While the heroes don’t come together in the expected battle, the viewer has time to appreciate the beauty of Ireland. Emerald hills and monumental cliffs across the entire width of the frame, red-haired beauties live among this deserted timelessness, devoted to football and red ale. “Let’s meet in a pub” – the antagonist makes an appointment with the hero, choosing not a deserted backwater, but a noisy epicenter of Irish life. Which is very revealing, by the way – it turned out to be such a “very Irish movie”, except for the final shootout, clearly spied from an American Western. The polyphony of cultures does not end there: for greater importance, in a conversation with a local officer, Neeson’s mercenary shares his impressions of Dostoevsky. The hero was once taught good literature by his wife.

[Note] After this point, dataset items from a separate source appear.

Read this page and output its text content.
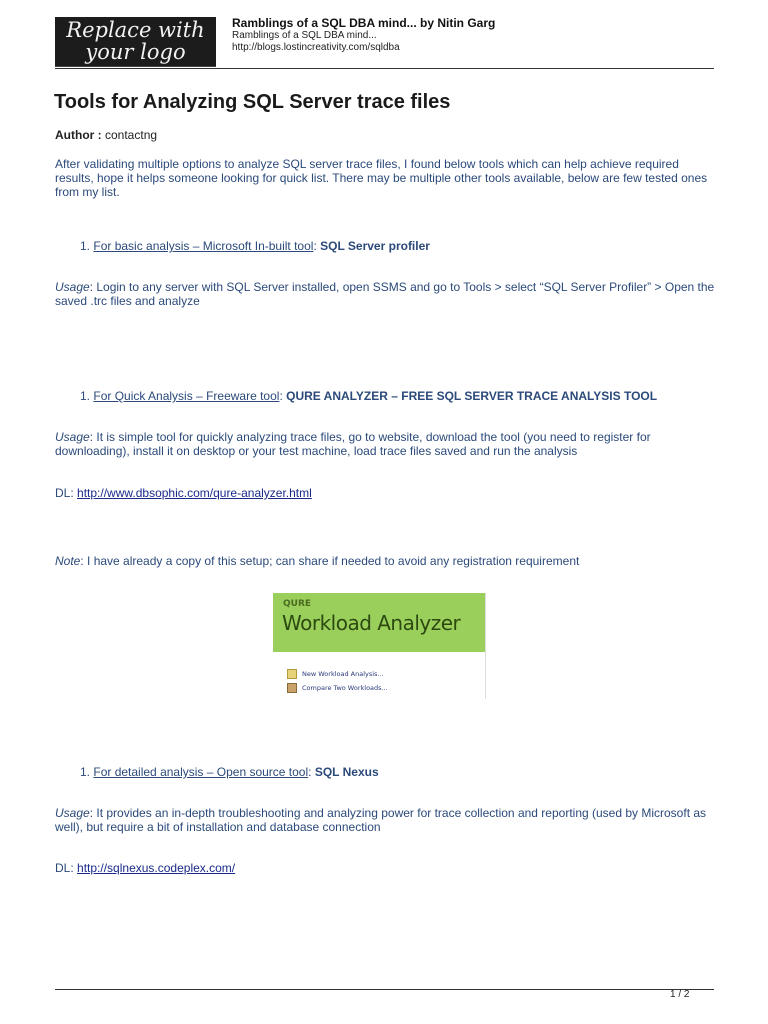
Replace with
your logo
Ramblings of a SQL DBA mind... by Nitin Garg
Ramblings of a SQL DBA mind...
http://blogs.lostincreativity.com/sqldba
Tools for Analyzing SQL Server trace files
Author : contactng
After validating multiple options to analyze SQL server trace files, I found below tools which can help achieve required results, hope it helps someone looking for quick list. There may be multiple other tools available, below are few tested ones from my list.
1. For basic analysis – Microsoft In-built tool: SQL Server profiler
Usage: Login to any server with SQL Server installed, open SSMS and go to Tools > select “SQL Server Profiler” > Open the saved .trc files and analyze
1. For Quick Analysis – Freeware tool: QURE ANALYZER – FREE SQL SERVER TRACE ANALYSIS TOOL
Usage: It is simple tool for quickly analyzing trace files, go to website, download the tool (you need to register for downloading), install it on desktop or your test machine, load trace files saved and run the analysis
DL: http://www.dbsophic.com/qure-analyzer.html
Note: I have already a copy of this setup; can share if needed to avoid any registration requirement
QURE
Workload Analyzer
New Workload Analysis...
Compare Two Workloads...
1. For detailed analysis – Open source tool: SQL Nexus
Usage: It provides an in-depth troubleshooting and analyzing power for trace collection and reporting (used by Microsoft as well), but require a bit of installation and database connection
DL: http://sqlnexus.codeplex.com/
1 / 2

One can only wonder how many bookworms have appeared in action films – haven’t we already seen this in the first “The Equalizer”? The plot, with all its “B-movie” simplicity, also takes off from an image created quite in the style of Dostoevsky – from a tear on the cheek of an innocent child. And then – the logic of Westerns and thrillers, which no philosophical support in the form of Dostoevsky can help.

A Verdict

Yes, this is again an optional, flimsy and simply unconvincing film, in which the authors failed to competently position either the heroes or the villains (why should we be on the side of Neeson’s killer, this time elegantly smoking a pipe, is a big question). But the main thing here is no longer the showdown between an elderly killer and a group of terrorists called upon to solve the national question, but the silent poetry of the green valleys. After the film, you are guaranteed to want to take a walk around Northern Ireland.